Against Convention

Convention is a set of agreed, stipulated, or generally accepted standards, or social norms.  They are generally held to be true and usually for good reason – some kind of precedent has been set and then communicated such that society (or a group of like people) believe in the norms and live to them, defend them and even proselytize them.  And so as I think about High Performance and “convention” I am struck by the thought that there might be inherent conflict between the two concepts. If indeed convention is believed to “normalized” for a set of behaviors, then what is one to do when you take the alternative path in pursuit of high performance and in the process of so doing you are instructed, chided, and dissuaded from trying / doing it differently.  What is it that would drive you forward in spite of these warnings ?  Are you inherently smarter?  Do you know something that others do not?  Are you reckless?  Seems sort of hard to make sense of what to do.  Ok, yes, I have thrown around a lot of SAT words in this paragraph (it was sort of fun to do that) and we all know there are no simple answers but here are examples that show convention might not always work.  Here is one example.
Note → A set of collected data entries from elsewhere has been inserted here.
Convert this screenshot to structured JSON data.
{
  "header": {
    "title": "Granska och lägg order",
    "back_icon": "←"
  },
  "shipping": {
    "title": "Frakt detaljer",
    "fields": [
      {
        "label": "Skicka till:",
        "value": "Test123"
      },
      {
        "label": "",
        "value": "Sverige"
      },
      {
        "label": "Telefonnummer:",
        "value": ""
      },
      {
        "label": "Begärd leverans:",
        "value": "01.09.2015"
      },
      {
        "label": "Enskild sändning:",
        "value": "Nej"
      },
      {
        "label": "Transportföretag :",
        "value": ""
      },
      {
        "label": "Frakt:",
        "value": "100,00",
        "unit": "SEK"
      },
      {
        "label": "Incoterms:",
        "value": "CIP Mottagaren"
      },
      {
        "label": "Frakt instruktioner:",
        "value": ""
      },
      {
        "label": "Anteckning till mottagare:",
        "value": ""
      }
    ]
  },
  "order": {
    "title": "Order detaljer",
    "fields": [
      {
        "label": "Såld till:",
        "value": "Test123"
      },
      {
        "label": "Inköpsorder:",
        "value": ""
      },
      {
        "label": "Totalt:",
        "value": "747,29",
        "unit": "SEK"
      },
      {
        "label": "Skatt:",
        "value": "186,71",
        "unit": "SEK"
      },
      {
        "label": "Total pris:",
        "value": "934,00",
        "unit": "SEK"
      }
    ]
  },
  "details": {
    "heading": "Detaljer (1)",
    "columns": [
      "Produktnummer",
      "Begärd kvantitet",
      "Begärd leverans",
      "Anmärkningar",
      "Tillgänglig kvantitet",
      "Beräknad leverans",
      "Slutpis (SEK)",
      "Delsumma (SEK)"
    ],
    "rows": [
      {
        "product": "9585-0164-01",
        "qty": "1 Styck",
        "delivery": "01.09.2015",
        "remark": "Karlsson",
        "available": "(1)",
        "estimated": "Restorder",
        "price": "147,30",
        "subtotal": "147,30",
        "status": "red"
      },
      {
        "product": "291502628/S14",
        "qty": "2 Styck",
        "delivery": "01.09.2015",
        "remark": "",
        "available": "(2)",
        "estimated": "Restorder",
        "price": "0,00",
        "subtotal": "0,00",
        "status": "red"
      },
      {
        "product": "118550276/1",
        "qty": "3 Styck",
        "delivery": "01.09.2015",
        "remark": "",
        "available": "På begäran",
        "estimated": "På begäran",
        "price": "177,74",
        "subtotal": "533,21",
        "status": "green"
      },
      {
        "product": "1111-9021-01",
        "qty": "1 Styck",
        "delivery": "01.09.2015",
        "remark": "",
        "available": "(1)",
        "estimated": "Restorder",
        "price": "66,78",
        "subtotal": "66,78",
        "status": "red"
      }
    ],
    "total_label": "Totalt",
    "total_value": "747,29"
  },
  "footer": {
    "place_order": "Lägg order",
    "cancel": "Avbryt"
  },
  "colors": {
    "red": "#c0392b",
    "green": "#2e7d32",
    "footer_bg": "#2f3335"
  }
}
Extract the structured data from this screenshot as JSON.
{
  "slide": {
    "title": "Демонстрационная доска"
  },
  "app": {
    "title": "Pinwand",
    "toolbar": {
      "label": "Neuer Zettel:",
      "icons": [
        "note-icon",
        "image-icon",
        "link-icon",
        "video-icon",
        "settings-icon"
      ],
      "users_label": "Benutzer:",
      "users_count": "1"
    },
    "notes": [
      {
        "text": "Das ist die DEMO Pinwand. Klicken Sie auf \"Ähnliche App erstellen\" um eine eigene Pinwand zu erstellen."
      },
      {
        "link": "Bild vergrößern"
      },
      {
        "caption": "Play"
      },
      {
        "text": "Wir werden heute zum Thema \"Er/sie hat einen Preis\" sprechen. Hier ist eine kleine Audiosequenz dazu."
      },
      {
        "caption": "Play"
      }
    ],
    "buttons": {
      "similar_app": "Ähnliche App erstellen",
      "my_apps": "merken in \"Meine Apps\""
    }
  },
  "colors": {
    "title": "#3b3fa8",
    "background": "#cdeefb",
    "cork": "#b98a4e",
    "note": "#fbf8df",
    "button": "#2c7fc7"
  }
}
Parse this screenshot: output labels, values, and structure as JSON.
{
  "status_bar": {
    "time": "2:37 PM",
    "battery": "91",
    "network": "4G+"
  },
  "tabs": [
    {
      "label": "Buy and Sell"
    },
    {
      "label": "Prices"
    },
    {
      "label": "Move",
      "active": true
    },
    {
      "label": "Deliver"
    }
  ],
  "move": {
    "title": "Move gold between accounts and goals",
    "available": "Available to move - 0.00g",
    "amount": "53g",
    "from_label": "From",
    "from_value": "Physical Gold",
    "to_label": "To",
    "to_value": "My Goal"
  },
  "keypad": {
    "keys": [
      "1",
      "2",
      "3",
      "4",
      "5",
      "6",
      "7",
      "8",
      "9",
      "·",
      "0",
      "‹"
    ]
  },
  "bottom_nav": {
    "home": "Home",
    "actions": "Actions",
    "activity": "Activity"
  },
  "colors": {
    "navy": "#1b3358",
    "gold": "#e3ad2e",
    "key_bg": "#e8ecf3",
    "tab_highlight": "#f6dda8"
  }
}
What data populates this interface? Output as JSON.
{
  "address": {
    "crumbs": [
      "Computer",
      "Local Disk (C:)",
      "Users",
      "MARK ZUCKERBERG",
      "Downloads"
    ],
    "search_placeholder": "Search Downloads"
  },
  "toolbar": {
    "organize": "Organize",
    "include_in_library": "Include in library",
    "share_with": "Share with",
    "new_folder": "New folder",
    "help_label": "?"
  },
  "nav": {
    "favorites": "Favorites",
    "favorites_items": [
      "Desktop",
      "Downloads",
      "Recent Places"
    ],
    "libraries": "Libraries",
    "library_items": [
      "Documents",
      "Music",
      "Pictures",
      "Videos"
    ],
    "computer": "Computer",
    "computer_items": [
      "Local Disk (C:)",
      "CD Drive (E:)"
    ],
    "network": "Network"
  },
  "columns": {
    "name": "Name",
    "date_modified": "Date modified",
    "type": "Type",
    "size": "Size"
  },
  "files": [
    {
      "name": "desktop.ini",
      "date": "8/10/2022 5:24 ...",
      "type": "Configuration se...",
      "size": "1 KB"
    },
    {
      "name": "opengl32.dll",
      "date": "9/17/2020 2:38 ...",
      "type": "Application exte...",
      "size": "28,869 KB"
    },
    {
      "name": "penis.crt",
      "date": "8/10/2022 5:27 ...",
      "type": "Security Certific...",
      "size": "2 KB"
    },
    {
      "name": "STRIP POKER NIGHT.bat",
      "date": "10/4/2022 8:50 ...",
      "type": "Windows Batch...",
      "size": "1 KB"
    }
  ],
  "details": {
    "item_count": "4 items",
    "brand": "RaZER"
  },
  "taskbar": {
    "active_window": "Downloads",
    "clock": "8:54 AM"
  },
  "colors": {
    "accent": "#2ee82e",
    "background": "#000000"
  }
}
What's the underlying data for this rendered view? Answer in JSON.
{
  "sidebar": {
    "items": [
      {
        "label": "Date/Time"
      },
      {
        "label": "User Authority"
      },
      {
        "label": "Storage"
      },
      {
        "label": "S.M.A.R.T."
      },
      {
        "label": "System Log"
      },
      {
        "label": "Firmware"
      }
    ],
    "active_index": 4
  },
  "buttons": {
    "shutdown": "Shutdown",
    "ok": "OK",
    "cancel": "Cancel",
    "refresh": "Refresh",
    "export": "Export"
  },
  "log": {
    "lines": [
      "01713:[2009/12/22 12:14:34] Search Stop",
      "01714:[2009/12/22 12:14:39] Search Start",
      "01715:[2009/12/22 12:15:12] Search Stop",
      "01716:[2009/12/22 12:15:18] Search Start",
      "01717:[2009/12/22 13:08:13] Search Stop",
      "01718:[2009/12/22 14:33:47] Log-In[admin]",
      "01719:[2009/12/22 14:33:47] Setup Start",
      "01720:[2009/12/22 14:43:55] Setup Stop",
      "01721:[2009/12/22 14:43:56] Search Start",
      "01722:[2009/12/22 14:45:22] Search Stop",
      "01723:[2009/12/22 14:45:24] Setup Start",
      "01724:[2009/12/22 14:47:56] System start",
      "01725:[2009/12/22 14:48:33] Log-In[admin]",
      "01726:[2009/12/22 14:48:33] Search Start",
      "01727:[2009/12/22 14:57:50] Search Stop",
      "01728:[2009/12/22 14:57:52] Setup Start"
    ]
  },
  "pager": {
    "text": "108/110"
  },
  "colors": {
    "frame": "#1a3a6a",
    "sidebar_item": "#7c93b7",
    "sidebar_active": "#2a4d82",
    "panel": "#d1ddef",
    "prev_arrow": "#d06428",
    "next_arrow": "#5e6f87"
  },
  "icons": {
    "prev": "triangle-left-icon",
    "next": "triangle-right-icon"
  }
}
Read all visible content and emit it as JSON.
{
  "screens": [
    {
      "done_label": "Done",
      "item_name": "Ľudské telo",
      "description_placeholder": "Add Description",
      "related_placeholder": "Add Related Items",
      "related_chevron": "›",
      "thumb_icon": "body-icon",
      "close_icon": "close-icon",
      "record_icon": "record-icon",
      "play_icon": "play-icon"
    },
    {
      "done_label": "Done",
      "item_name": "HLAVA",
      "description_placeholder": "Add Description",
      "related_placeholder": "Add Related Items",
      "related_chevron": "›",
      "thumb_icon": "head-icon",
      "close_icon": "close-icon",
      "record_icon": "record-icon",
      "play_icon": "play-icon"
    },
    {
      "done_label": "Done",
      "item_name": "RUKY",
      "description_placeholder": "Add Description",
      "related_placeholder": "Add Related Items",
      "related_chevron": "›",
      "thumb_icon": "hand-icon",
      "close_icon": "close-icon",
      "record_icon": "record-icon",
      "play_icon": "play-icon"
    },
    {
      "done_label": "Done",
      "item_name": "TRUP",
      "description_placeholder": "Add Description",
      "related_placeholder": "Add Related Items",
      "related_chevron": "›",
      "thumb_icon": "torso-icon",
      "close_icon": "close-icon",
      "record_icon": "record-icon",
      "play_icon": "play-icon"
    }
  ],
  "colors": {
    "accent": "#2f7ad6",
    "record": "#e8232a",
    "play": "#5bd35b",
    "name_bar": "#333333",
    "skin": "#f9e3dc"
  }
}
Convention would tell you that in exercise you are supposed to take days off, you need rest to recover, don’t push it too hard, sleep a lot as this is the time that the body recovers and builds itself back and most of all do not exercise when the body is compromised (sick or broken).  And I do believe that this is indeed sound and sage advice.  But it is, in my experience, just one view – not the only view.  There is actually an alternative. One whereby you set long term goals, goals that require daily diligence, goals that are achieved by incrementally adding load at modest rates and doing so with no pause.  In this way the body and mind stretch to compensate.  They do not resist and they can operate under just about any condition.  So, for example – say you decide you want to run 2,000 miles in a year.  Well if you start at one mile a day and work your way up the ability to run 20 miles in a day, then in a few short years your body will be ready for a consistent 40 miles a week. And in my life I have seen examples of where daily exercise (going against convention) becomes empowering and energizing and allows for possibilities not previously contemplated. 

One living example is me – Over 10 years ago I set on the path to see if it was possible to make exercise a daily event, integrated into my life.  And to do so in spite of expected obstacles such as travel, work, illness, injuries and other stuff.  The rule was that I had to exercise at least one hour a day (it has now become 2- 3 hours a day) and what I found out was with a few tricks along the way (like filling out my fabled daily spreadsheet), I was able to accomplish my goal.  Was it every day – not really but quite close.  In the past ten years, I have taken off 26 days from exercise and if I look at the past eight years I have missed a total of four days.  I feel stronger and more resilient than ever and I have figured out that I can run farther and faster, bike longer and harder and do pushups with the best of them.  Now a cynic might argue that I would be even better with rest.  Could be true.  And I would argue that it does not really matter. What matters is that along the way I have found out that the body and mind are more resilient than we give them credit for.  They have, with the proper increase in strain and stress over time, the ability to take on loads not previously thought possible.  And if you subscribe to the concept of active recovery, whereby there are days that you go at a lower intensity, then you truly have a recipe for success. One that can allow for full engagement and one that works for people who are compelled to do more and to use their capacity to the fullest. 

As this has been a life’s journey, one full of so many experiences, highs, and lows, success and failures I dare not recant it for you in this post.  I will from time to time detail experiences from the journey as they are indicative of and living proof of what is possible.  A lot of notable people have written quotes that tell us again and again “that anything is possible”  and truth be told we do not believe them or our behaviors would be different.  So, I offer one for consideration “ it is only impossible because we did not try hard enough”.  I am a self-proclaimed believer but only because I make it so…….I hope you do the same

Sally till the end +25 seconds.  Only got to 176 pushups on the 4:17 song – I think I gave up a few holding in that low position on the last Sally pushup.  Overall, though, I will take it!

Ciao

Have fun and as always we here are Loving Life!